On Tue, Apr 28, 2015 at 11:12 AM Herbert Valerio Riedel <hvriedel at gmail.com>
wrote:

> On 2015-04-28 at 06:08:38 +0200, Michael Snoyman wrote:
>
> [...]
>
> > I offered Duncan last week that I'd port cabal-install over to
> > http-client/http-client-tls to add SSL support. That offer still stands.
>
> I did a quick check trying to find out the additional dependencies
> (relative to what 'cabal-install' currently depends on) http-client-tls
> would pull in (it seems http-client and tls each roughly account for
> half the ~50 deps below):
>
>   async-2.0.2
>   base64-bytestring-1.0.0.1
>   blaze-builder-0.4.0.1
>   byteable-0.1.1
>   cereal-0.4.1.1
>   clock-0.4.5.0
>   cryptohash-0.11.6
>   data-default-class-0.0.1
>   data-default-instances-base-0.0.1
>   data-default-instances-containers-0.0.1
>   data-default-instances-old-locale-0.0.1
>   dlist-0.7.1.1
>   data-default-instances-dlist-0.0.1
>   data-default-0.5.3
>   cookie-0.4.1.4
>   hashable-1.2.3.2
>   case-insensitive-1.2.0.4
>   hourglass-0.2.9
>   asn1-types-0.3.0
>   asn1-encoding-0.9.0
>   asn1-parse-0.9.0
>   crypto-pubkey-types-0.4.3
>   http-types-0.8.6
>   mime-types-0.1.0.6
>   pem-0.2.2
>   primitive-0.6
>   securemem-0.1.7
>   crypto-cipher-types-0.0.9
>   cipher-aes-0.2.10
>   cipher-des-0.0.6
>   cipher-rc4-0.1.4
>   socks-0.5.4
>   streaming-commons-0.1.12
>   transformers-compat-0.4.0.4
>   exceptions-0.8.0.2
>   utf8-string-1
>   publicsuffixlist-0.1
>   http-client-0.4.11.1
>   vector-0.10.12.3
>   crypto-random-0.0.9
>   crypto-numbers-0.2.7
>   crypto-pubkey-0.2.8
>   x509-1.5.0.1
>   x509-store-1.5.0
>   x509-system-1.5.0
>   x509-validation-1.5.1
>   tls-1.2.17
>   connection-0.2.4
>   http-client-tls-0.2.2
>
> In contrast, I was surprised to see, that extending the HTTP package (or
> maybe just writing a 'HTTPS'-companion package) to use HsOpenSSL seems
> to pull in 'HsOpenSSL' as the only additional package...
>
> For comparision here's what http-streams (which I'm not suggesting right
> now, as I think going the 'HTTP'+'HsOpenSSL'-route would be better
> currently) would pull in (which could have a few deps less if it didn't
> pull in 'aeson'...):
>
>   HsOpenSSL-0.11.1.1
>   base64-bytestring-1.0.0.1
>   blaze-builder-0.4.0.1
>   bytestring-builder-0.10.6.0.0
>   dlist-0.7.1.1
>   hashable-1.2.3.2
>   case-insensitive-1.2.0.4
>   primitive-0.6
>   scientific-0.3.3.8
>   attoparsec-0.12.1.6
>   syb-0.4.4
>   unordered-containers-0.2.5.1
>   http-common-0.8.2.0
>   vector-0.10.12.3
>   aeson-0.8.0.2
>   zlib-bindings-0.1.1.5
>   io-streams-1.3.0.0
>   openssl-streams-1.2.1.0
>   http-streams-0.8.3.1
>
> Cheers,
>   hvr
>

I have no intention of playing the "minimal dependency" game (though I
don't mind dropping data-default, which accounts for 6 of the dependencies
listed there). I will point out- as Gershom already did- that in many cases
it's likely easier to install a few extra Haskell packages than it is to
pull in OpenSSL as a dependency, especially on Windows. (And that's
ignoring the fact that http-client-openssl exists.)

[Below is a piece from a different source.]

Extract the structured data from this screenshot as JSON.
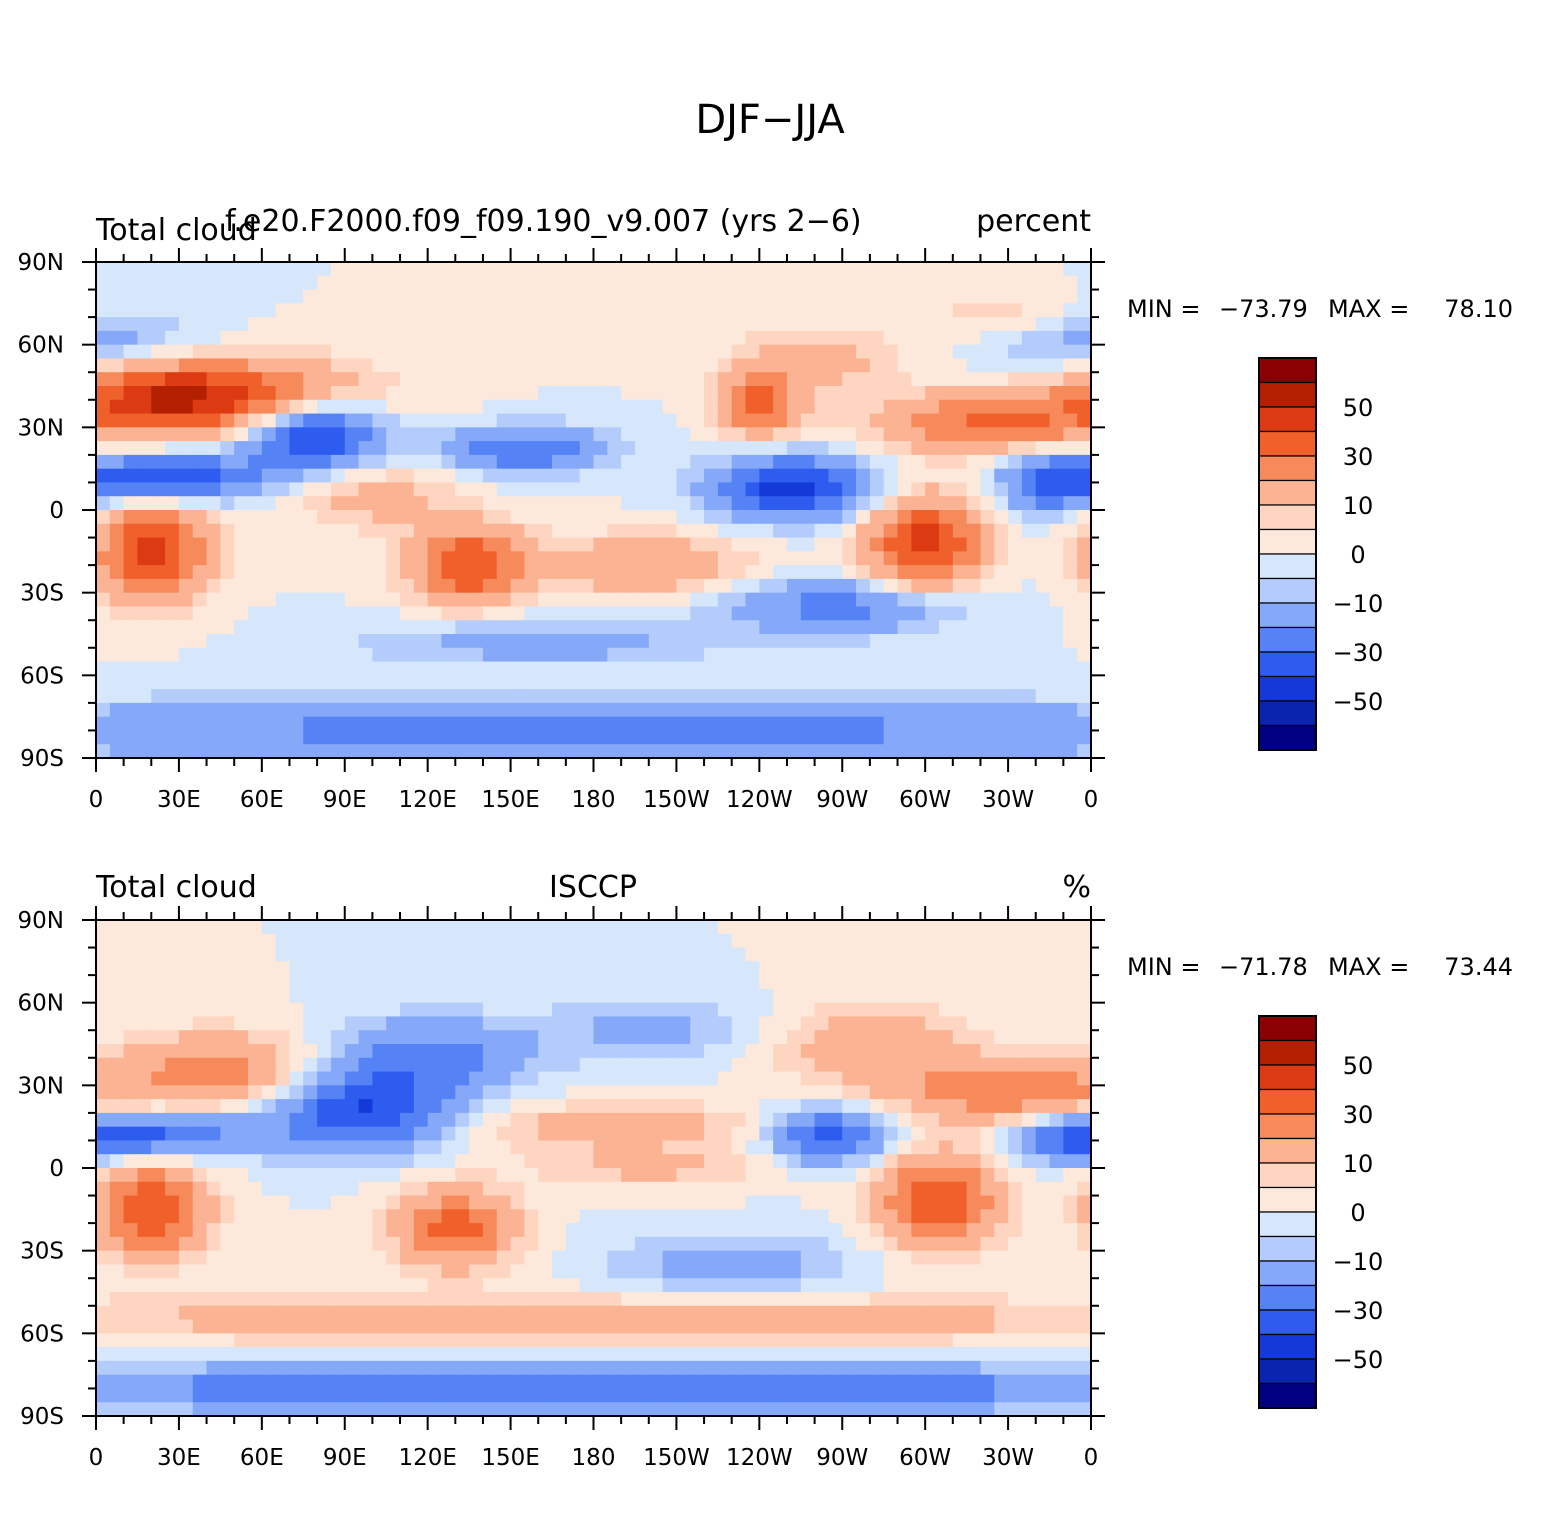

As a historical point of interest, I originally wrote http-client (or, as
it was called at the time, http-enumerator) because I was trying to add
OpenID support to an application, and the openid package[1] had done
exactly what you've described: add HsOpenSSL to the HTTP package. I could
never get a single connection to work with that combination. But maybe a
brand new approach at writing that code will work.